Ministro Marco Aurélio deixa o STF depois de 31 anos como ministro da Corte.| Foto: Carlos Moura/STF

Prestes a completar 75 anos, o ministro Marco Aurélio deixa o Supremo Tribunal Federal (STF) na próxima segunda-feira, dia 12 de julho. Com isso, uma nova vaga se abre na Corte e a indicação será feita pelo presidente Jair Bolsonaro. Nesta terça-feira (6), o presidente sinalizou a aliados que o advogado-geral da União, André Mendonça, será o escolhido.

Com 31 anos de STF, Marco Aurélio é considerado um dos ministros mais garantistas da Corte e ao longo da carreira ficou marcado por decisões polêmicas e controversas. Entre elas, a concessão de liberdade para o ex-goleiro Bruno, a liminar que afastou o senador Renan Calheiros (MDB-AL) da presidência do Senado e, mais recentemente, ao colocar em liberdade o traficante André do Rap, ligado à facção criminosa PCC em São Paulo.

Desde o início da gestão Bolsonaro, em 2019, o decano do STF teve atuação marcada entre decisões favoráveis e contrárias ao Palácio do Planalto. Além disso, optou por moderar suas críticas ao presidente durante as crises entre a Presidência da República e a Suprema Corte ao longo deste período.

“A crítica é sempre possível, mas a crítica pela crítica é ruim. Evidentemente, ele [Bolsonaro] precisa de tranquilidade para buscar o melhor para o Brasil. Não vejo com bons olhos a crítica exacerbada e desarrazoada”, disse Marco Aurélio em entrevista ao programa CB Poder nesta terça-feira (6).

Nos primeiro ano do mandato do presidente, Marco Aurélio chegou a "dar um puxão de orelha" em Bolsonaro ao afirmar que o presidente não estava mais em campanha e precisava governar para todos. Neste episódio, o magistrado comentou um vídeo compartilhado por um perfil oficial do presidente no qual o STF é mostrado como uma das “hienas” que atacavam o “leão Bolsonaro”.

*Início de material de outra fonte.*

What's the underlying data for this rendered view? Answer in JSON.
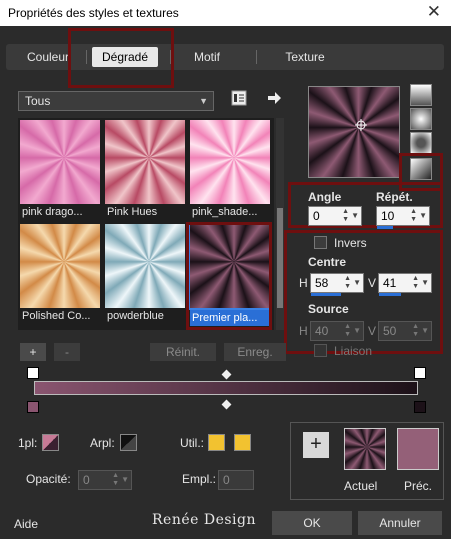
{
  "window": {
    "title": "Propriétés des styles et textures",
    "close": "✕"
  },
  "tabs": [
    {
      "label": "Couleur"
    },
    {
      "label": "Dégradé"
    },
    {
      "label": "Motif"
    },
    {
      "label": "Texture"
    }
  ],
  "category": {
    "value": "Tous"
  },
  "gallery": {
    "items": [
      {
        "label": "pink drago...",
        "c1": "#f2a9cf",
        "c2": "#d66aa8"
      },
      {
        "label": "Pink Hues",
        "c1": "#f0c5c9",
        "c2": "#b84a64"
      },
      {
        "label": "pink_shade...",
        "c1": "#ffe3ef",
        "c2": "#f283b8"
      },
      {
        "label": "Polished Co...",
        "c1": "#f5d9ad",
        "c2": "#d28a47"
      },
      {
        "label": "powderblue",
        "c1": "#eef6f9",
        "c2": "#7fa9b7"
      },
      {
        "label": "Premier pla...",
        "c1": "#8e5a73",
        "c2": "#1b1118"
      }
    ]
  },
  "angle": {
    "label": "Angle",
    "value": "0"
  },
  "repeat": {
    "label": "Répét.",
    "value": "10"
  },
  "invert": {
    "label": "Invers"
  },
  "center": {
    "label": "Centre",
    "h_label": "H",
    "h_value": "58",
    "v_label": "V",
    "v_value": "41"
  },
  "source": {
    "label": "Source",
    "h_label": "H",
    "h_value": "40",
    "v_label": "V",
    "v_value": "50"
  },
  "link": {
    "label": "Liaison"
  },
  "buttons": {
    "add": "+",
    "remove": "-",
    "reset": "Réinit.",
    "save": "Enreg."
  },
  "bottom": {
    "fg_label": "1pl:",
    "bg_label": "Arpl:",
    "util_label": "Util.:",
    "opacity_label": "Opacité:",
    "opacity_value": "0",
    "location_label": "Empl.:",
    "location_value": "0",
    "current_label": "Actuel",
    "previous_label": "Préc.",
    "add_symbol": "+"
  },
  "footer": {
    "help": "Aide",
    "brand": "Renée Design",
    "ok": "OK",
    "cancel": "Annuler"
  },
  "colors": {
    "gradient_start": "#8a5570",
    "gradient_end": "#1c1118",
    "util_swatch": "#f2c230",
    "previous": "#946078",
    "highlight": "#6e0f0f",
    "selection": "#2a6fd6"
  }
}
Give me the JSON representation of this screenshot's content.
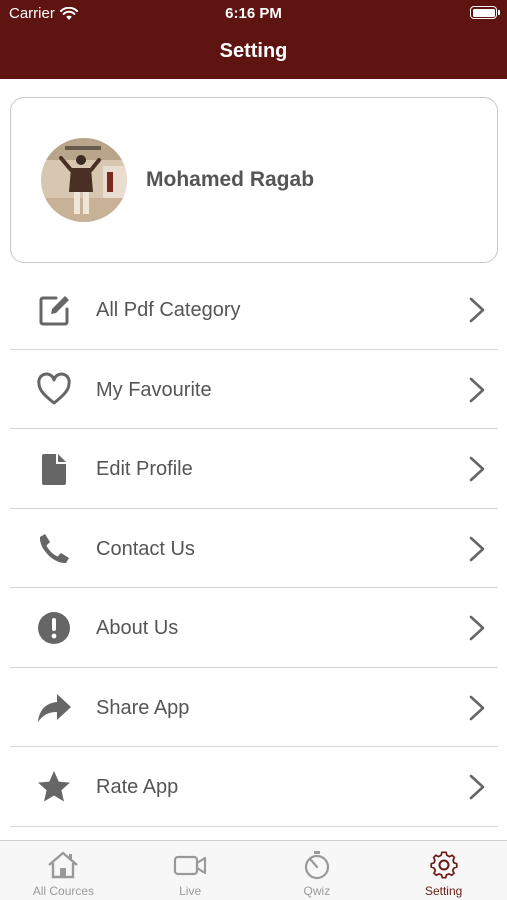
{
  "status_bar": {
    "carrier": "Carrier",
    "time": "6:16 PM"
  },
  "header": {
    "title": "Setting"
  },
  "profile": {
    "name": "Mohamed Ragab"
  },
  "menu": {
    "items": [
      {
        "label": "All Pdf Category",
        "icon": "edit-icon"
      },
      {
        "label": "My Favourite",
        "icon": "heart-icon"
      },
      {
        "label": "Edit Profile",
        "icon": "document-icon"
      },
      {
        "label": "Contact Us",
        "icon": "phone-icon"
      },
      {
        "label": "About Us",
        "icon": "info-icon"
      },
      {
        "label": "Share App",
        "icon": "share-icon"
      },
      {
        "label": "Rate App",
        "icon": "star-icon"
      }
    ]
  },
  "tabbar": {
    "tabs": [
      {
        "label": "All Cources",
        "icon": "home-icon",
        "active": false
      },
      {
        "label": "Live",
        "icon": "video-camera-icon",
        "active": false
      },
      {
        "label": "Qwiz",
        "icon": "timer-icon",
        "active": false
      },
      {
        "label": "Setting",
        "icon": "gear-icon",
        "active": true
      }
    ]
  },
  "colors": {
    "header_bg": "#5e1410",
    "accent": "#6b1a14",
    "icon_gray": "#666666",
    "text_gray": "#555555"
  }
}
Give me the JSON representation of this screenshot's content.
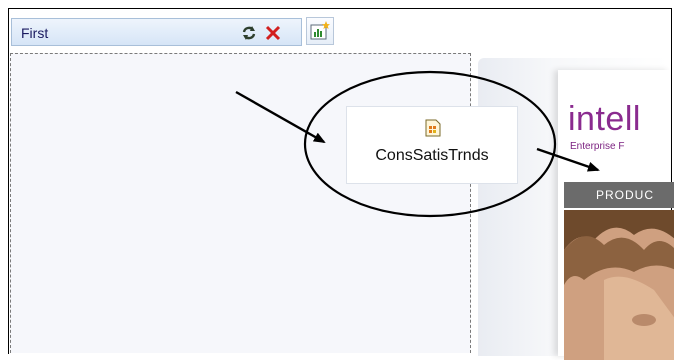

“A responsabilidade dele é ainda maior, porque quando o presidente fala, a voz dele ressoa. Eu acho que está na hora de temperança nas coisas que se diz. O Brasil precisa de trabalho, e acaba que o que ele faz se perde com essas bobagens”, ponderou o ministro naquela época.

Com o fim da carreira de Marco Aurélio, Bolsonaro tem a chance de indicar mais um ministro para o Supremo a seu gosto — o primeiro foi o então desembargador Kassio Nunes Marques, em novembro de 2020. Isso seguramente gera um ganho político ao presidente. Levantamento da Folha de S. Paulo mostrou que Nunes Marques já se posicionou ao menos 20 vezes a favor do governo desde que chegou ao tribunal.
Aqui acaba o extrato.